BioND — Dynamics of Biological Networks

Self-organization in continuous adaptive networks

Anne-Ly Do
PhD thesis in Natural Sciences, Carl-von-Ossietzky Universität Oldenburg, 2011.



Complex systems of coupled dynamical units can often be understood as adaptive networks. In such networks the dynamical exchange of information between the local and topological degrees of freedom gives rise to a plethora of self-organization phenomena. Analytical studies can elucidate the mechanisms behind these phenomena. The development of respective approaches, however, is impeded by the necessity to capture both, the dynamical as well as structural aspects of the network.

This work explores a new analytical approach, which combines tools from dynamical systems theory with tools from graph theory to account for the dual nature of adaptive networks. To our knowledge, it is the first approach that is applicable to continuous networks. We use it to study the mechanisms behind three emergent phenomena that are prominently discussed in the context of biological and social sciences: synchronization, spontaneous diversification, and self-organized criticality.
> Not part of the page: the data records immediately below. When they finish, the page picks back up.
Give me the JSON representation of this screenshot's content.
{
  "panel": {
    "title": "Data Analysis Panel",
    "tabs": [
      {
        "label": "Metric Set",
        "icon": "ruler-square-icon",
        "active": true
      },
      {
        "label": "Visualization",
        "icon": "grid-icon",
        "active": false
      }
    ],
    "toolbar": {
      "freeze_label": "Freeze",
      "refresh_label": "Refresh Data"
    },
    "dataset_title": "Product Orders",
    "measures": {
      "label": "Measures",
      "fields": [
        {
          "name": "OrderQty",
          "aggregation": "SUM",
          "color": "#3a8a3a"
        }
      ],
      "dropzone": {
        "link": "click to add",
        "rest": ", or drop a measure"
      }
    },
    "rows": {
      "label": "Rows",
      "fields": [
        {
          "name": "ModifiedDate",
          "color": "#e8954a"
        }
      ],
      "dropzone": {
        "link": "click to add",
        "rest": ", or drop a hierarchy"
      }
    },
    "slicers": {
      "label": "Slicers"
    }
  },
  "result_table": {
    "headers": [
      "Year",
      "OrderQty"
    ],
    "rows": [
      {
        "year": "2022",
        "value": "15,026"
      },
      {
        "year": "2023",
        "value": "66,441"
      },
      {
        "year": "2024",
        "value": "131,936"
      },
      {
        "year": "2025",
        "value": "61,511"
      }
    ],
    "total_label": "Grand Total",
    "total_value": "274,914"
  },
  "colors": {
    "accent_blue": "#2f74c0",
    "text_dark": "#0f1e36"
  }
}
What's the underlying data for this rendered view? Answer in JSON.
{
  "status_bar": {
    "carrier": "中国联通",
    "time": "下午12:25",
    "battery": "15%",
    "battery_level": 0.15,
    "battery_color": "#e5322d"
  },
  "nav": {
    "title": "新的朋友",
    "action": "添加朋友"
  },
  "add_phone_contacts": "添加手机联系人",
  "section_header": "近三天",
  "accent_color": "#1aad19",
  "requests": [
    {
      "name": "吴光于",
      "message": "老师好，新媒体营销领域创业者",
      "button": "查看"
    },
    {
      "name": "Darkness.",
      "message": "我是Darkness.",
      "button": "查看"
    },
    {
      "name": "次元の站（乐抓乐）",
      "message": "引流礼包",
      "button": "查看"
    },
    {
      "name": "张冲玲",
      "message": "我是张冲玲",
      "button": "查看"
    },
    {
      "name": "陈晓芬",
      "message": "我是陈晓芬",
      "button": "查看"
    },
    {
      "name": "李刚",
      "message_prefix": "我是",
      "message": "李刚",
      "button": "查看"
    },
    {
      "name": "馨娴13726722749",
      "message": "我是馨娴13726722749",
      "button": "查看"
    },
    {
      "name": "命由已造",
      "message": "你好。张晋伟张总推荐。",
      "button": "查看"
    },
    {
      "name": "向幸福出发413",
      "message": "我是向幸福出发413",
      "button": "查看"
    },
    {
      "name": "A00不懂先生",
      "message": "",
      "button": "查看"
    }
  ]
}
First, we analyze the relation between structure and dynamics in a network of coupled, synchronized phase oscillators. By constructing a topological interpretation of Jacobi’s signature criterion, we show that synchronization can only be achieved if the network obeys specific topological conditions. These conditions pertain to subgraphs on all scales, pinpointing the impact of mesoscale topological structures on the collective dynamical state.

Second, we study the emergence of social diversification and social coordination in a self-assembled collaboration network. Our model generalizes the continuous snowdrift game, a paradigmatic model from game theory, to a multi-agent setting. In this generalization, the agents can continuously, selectively, and independently adapt the amount of resources allocated to each of their collaborations in order to maximize the obtained payoff. We show that both, social coordination and diversification, are emergent features of the model, and that both phenomena can be traced back to symmetries of the local pairwise interactions.

Third, we examine the ability of adaptive networks to self-organize toward dynamically critical states. We derive a generic recipe for the construction of local rules that generate self-organized criticality. Our analysis allows on the one hand side to relate details of the setup of hitherto studied models to particular functions within the self-organization process. On the other hand, it can guide the construction of technical systems featuring the desired critical behavior.